The two boys still found time to go down to Santa Maria to watch the building work, talk to Father Albert, or sit and watch how Angel wolfed down his food. Anyone observing them could see how their eyes shone in a different way whenever they looked at the church. They were doing their bit to help build it! That was what the bastaixos and even Father Albert had told them.
The keystone hung high in the sky, and the boys saw how the ribs from each of the ten columns were gradually rising to meet it. The masons built trusses and then placed one block after another on them, curving upward.

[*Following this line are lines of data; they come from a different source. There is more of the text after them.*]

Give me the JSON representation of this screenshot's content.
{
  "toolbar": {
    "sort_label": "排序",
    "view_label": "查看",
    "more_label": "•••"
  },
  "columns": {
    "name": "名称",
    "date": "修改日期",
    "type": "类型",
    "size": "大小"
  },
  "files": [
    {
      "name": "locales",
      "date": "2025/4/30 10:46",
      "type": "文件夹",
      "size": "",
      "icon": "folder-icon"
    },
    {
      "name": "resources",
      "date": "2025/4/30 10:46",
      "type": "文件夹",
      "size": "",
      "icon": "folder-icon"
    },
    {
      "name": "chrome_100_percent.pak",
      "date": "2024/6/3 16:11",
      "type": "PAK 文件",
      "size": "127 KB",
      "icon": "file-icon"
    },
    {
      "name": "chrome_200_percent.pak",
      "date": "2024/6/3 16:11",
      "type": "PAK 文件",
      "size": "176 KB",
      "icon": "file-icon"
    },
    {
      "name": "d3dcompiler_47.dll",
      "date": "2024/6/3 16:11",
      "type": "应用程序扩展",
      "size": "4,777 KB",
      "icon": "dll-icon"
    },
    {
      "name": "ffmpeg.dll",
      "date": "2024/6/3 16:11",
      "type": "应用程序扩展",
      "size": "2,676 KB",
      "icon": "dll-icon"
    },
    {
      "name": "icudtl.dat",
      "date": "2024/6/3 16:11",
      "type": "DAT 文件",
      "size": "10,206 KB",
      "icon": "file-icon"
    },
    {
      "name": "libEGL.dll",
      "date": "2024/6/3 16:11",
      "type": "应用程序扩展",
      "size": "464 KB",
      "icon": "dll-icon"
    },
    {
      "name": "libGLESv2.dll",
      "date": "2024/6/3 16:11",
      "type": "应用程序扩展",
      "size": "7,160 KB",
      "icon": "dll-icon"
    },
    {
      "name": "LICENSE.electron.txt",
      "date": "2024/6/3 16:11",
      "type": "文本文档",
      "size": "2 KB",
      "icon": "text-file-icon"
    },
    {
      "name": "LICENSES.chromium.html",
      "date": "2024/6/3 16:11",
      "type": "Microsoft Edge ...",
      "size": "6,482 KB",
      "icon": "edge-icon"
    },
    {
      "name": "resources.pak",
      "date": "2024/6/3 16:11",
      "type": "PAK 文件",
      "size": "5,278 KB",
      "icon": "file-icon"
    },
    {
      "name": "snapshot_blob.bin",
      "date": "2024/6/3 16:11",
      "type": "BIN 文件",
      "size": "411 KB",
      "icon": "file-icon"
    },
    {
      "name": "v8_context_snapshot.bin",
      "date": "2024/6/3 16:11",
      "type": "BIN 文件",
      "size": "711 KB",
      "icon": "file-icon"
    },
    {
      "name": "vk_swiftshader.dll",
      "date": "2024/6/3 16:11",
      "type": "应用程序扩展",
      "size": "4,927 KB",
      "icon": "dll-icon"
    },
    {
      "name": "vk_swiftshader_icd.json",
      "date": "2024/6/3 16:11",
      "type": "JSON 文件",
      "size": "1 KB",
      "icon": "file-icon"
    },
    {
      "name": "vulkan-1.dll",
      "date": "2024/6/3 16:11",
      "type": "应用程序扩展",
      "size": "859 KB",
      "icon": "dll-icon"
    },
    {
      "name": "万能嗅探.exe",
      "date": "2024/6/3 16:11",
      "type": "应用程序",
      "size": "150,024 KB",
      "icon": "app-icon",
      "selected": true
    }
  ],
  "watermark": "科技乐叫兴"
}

Behind the columns, surrounding the first eight of them, the walls of the ambulatory had already been built, with the interior buttresses in place. “Between these two,” Father Albert told them as he pointed out two of the stone columns, “we will put the Jesus chapel, the one belonging to the bastaixos, where the Virgin will stand.”
He said this because as the walls of the ambulatory were being built, and the new vaults were constructed on the struts from the columns, the old church was gradually being demolished.

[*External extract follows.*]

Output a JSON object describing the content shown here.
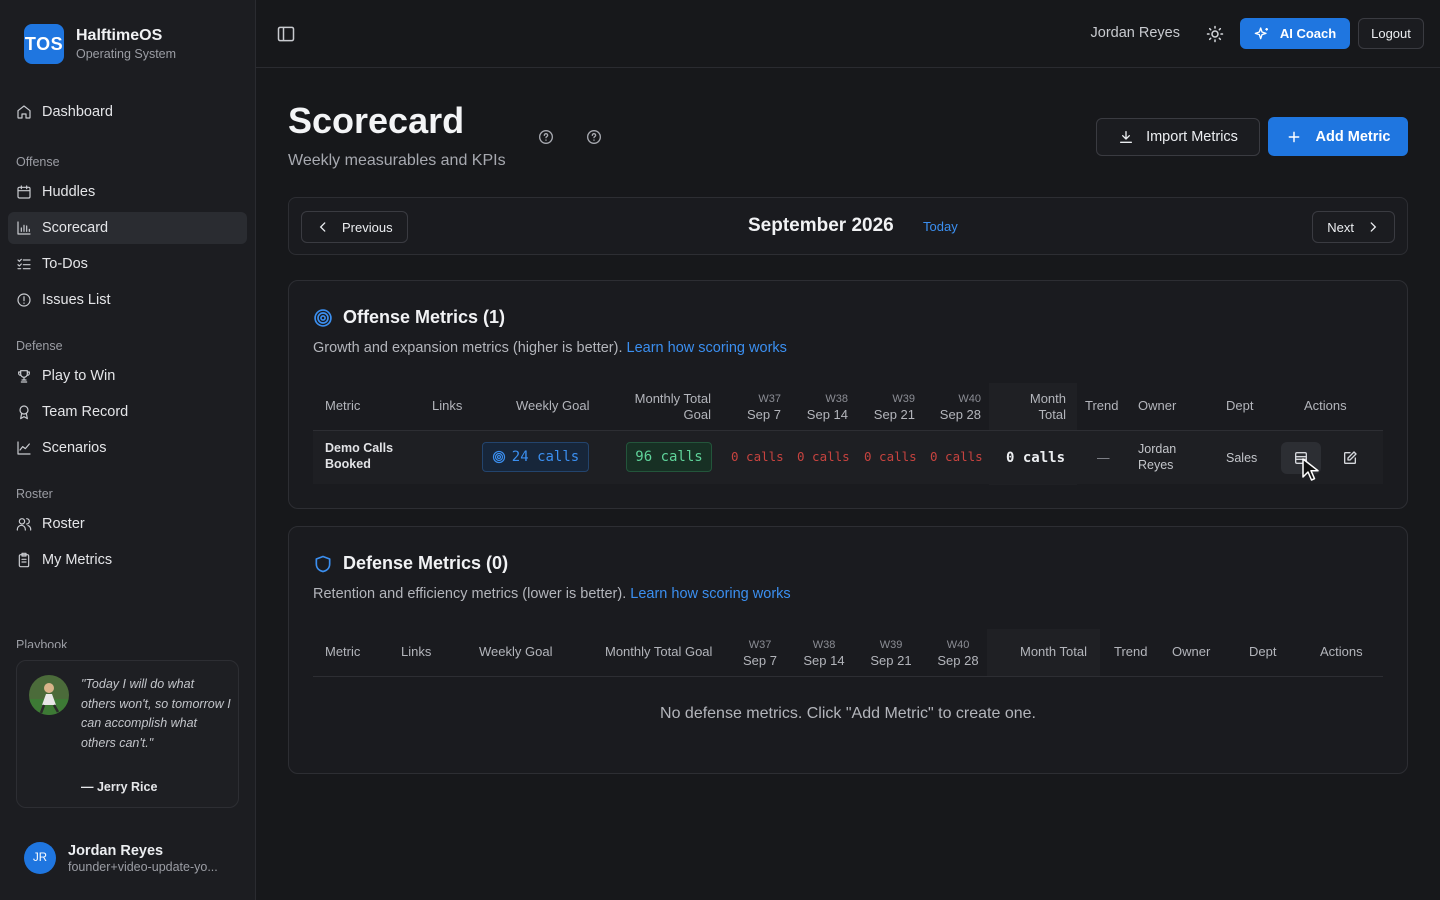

“Then above the apse,” Father Albert went on, with Angel nodding at his side, “we’ll build the roof. Do you know what we will use?” The two boys shook their heads. “All the faulty pottery jars in the city. First will come the ashlar filling, and then on top of that all the jars, lined up next to one another. Finally there will be the roof covering.”
Arnau had seen all the broken jars piled next to the blocks of stone outside Santa Maria. He had asked his father why they were there, but Bernat did not know the answer.
“All I know,” he had said, “is that we have to pile up all the faulty pieces until someone comes and collects them.”
In this way, the new church began to take shape behind the apse of the old one, which they carefully dismantled in order to be able to use its stones. The La Ribera district did not want to be left without a church, even while the new, magnificent shrine to the Virgin was rising around them. Masses were said as usual, and yet there was a strange atmosphere in the church. Like everyone else, Arnau went in through the lopsided doorway of the tiny Romanesque construction, but once inside, instead of the welcoming gloom that had protected him while he talked to the Virgin, there was now a flood of light from the windows in the new apse. The old church was like a small box contained within another much larger and more beautiful one, a box destined to disappear as the other one grew, a box whose fourth side was taken up by the new, soaring apse that already boasted a roof.
10
HOWEVER, THERE WAS more to Arnau’s life than Santa Maria and giving water to the bastaixos. In exchange for bed and board, he had, among other duties, to help the Grau family cook whenever she went into the city to buy food.
So every two or three days Arnau left the workshop at dawn and went with Estranya, the mulatto slave, into the city streets. She walked with splayed legs, her huge body swaying dangerously as she waddled along. As soon as Arnau appeared in the kitchen doorway, she would give him the first things to carry: two baskets of dough they were to take to the ovens in the Calle Ollers Blancs for baking. One basket contained the loaves for Grau and his family: these were made of wheat flour, and became the finest white bread. The other held the loaves for the rest of the household, made from rye, millet, or even beans and chickpeas. When baked, this bread was dark, heavy, and hard.